Is hard work all that separates the great musical artist from the also ran? That's the theory put forth in Fortune magazine senior editor Geoff Colvin's book, "Talent is Overrated: What Really Separates World-Class Performers From Everybody Else."
Colvin was the guest on "Samm Brown's On the Record," a weekly radio show on Southern California's WPFK, for which I am a frequent co-host -- as I was yesterday. From the start, the discussion was a lively one with Brown insisting that the only thing that separated such greats as Lennon and McCartney from other also-rans is that they studied more and worked harder than their peers. I disagreed, but more about that later.
In Colvin's world, there is no such thing as innate talent or God-given gifts: what differentiates the haves from the have-nots, artistically or athletically speaking, is the amount of work and focus they put into their endeavors. His research shows that it takes 10 years to master a skill (this is similar to Malcolm Gladwell's theory in "Outliers").
Colvin uses the example of Wolfgang Amadeus Mozart. For centuries, people have believed that the classical composer had a talent that relied not so much on dedication, practice and focus than on a great gift. This was reinforced in the excellent movie, 1984's "Amadeus," in which Mozart's rival, Salieri, drives himself crazy because all his skill and hard work does not add up to Mozart's talent (although I seem to recall Mozart going temporarily insane as he tries to finish a commission).
Part of the premise is based on a letter that Mozart allegedly wrote that composing for him basically amounted to taking dictation from God. Colvin said on our show that the letter has proved to be a forgery and that Mozart's edge on Salieri came from the fact that he was composing by the time he was five and, therefore, simply worked harder and longer than Salieri.
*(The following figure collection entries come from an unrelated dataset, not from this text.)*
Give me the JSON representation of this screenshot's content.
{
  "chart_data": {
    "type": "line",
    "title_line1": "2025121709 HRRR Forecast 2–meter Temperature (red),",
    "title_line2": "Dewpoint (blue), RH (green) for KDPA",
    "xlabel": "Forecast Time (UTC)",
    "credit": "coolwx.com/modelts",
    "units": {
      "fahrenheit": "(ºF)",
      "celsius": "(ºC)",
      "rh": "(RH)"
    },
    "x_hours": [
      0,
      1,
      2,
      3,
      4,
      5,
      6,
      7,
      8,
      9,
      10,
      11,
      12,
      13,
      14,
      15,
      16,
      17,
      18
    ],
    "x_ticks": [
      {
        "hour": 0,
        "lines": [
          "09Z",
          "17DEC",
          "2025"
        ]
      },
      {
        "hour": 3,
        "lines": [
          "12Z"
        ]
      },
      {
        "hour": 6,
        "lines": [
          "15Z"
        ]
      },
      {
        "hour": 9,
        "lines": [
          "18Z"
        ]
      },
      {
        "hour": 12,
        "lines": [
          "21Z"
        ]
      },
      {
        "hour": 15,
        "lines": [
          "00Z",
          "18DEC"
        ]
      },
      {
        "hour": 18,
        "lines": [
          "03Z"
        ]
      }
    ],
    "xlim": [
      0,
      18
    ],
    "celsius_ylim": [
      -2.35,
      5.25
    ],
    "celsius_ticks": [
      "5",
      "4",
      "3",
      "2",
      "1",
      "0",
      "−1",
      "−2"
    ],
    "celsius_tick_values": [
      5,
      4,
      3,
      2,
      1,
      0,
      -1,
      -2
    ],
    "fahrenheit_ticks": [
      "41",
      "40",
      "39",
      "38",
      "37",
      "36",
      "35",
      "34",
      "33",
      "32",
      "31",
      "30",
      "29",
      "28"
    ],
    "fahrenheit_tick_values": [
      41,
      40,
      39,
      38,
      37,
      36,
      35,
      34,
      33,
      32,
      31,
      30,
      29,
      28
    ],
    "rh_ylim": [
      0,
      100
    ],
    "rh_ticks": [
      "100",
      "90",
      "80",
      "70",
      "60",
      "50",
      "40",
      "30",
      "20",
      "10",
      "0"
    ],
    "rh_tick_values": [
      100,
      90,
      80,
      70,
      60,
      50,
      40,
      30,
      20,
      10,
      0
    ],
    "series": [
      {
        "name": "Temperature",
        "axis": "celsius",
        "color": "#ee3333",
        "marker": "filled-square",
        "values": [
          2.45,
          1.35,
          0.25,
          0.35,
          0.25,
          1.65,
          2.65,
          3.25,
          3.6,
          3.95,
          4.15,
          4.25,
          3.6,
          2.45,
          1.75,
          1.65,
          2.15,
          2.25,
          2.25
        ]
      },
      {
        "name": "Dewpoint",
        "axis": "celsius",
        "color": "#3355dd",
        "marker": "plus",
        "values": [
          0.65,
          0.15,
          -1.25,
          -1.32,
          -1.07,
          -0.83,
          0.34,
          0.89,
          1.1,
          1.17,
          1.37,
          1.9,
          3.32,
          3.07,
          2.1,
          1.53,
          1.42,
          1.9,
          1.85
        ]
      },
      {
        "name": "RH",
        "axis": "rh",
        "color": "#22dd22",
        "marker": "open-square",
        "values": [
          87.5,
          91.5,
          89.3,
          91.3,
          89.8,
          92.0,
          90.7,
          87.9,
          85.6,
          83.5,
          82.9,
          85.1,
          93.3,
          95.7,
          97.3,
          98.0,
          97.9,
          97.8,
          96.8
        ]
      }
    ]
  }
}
Colvin also uses this theory in sports. For example, former NFL great Jerry Rice trained at a level that far exceeded that of his teammates and opponents. That's what contributed to his success, not a born ability to run fast that he nurtured. Colvin writes about how the theory is much more than just hard work, it's something called "deliberate practice." That means you are working specifically on drills and skills that relate to your interest and, often, you need a coach or guide to ensure you're doing it right.
If you're trying to be the next Lindsay Buckingham, you can play Fleetwood Mac's "Landslide" all you want, but at some point, you better start dedicating yourself to learning/practicing the same skills that give Buckingham such dexterity.
I'm a firm believer that success is 1% inspiration, 99% perspiration, or whatever the cliché is, and I also know that hard work and perseverance go a long way. But I also can't discount the role talent plays. Did Eric Clapton simply practice more than any other guitarist in history and that's why he's the best? I don't think so. I believe he was born with a talent that he worked tremendously hard to cultivate. If he had simply relied on that talent and not respected and honored it enough to practice and learn, I don't think he would be the legend we know him to be today.
Plus, if you're tone deaf, no matter how much you practice, I don't know if you can become a great singer.
I've seen too many performances where there was something magical talking, something divine-whether you want to call it God or not is up to you-to believe that it is only hard work that makes someone the best in their field. Several years ago, I saw famed violinist Itzhak Perlman play at the Barbican in London. The other two people with me and I all felt the same way: that it was literally like the hand of God was on Perlman's shoulder and Perlman's talent and years and years of practice were a conduit for this beautiful music to pour forth. It was spellbinding and something otherworldly.
Plus I've interviewed dozens of songwriters--and maybe this is just humility on their part--who talk about a song just coming to them and how important it is to always have their "antennae" up in order to receive whatever may come through them. Surely, that is a gift to be cultivated and nurtured, but I believe it's a gift, nonetheless.
The great part about Colvin's book (and to confess -- I haven't read the whole book, just snippets of it for Sunday's radio show) is that ultimately it serves as its own source of inspiration. Using the excuse that you don't have an innate talent as a reason not to pursue your dreams is a cop-out. As the old joke goes, "How do you get to Carnegie Hall? Practice, practice, practice." It's not dream, dream, dream.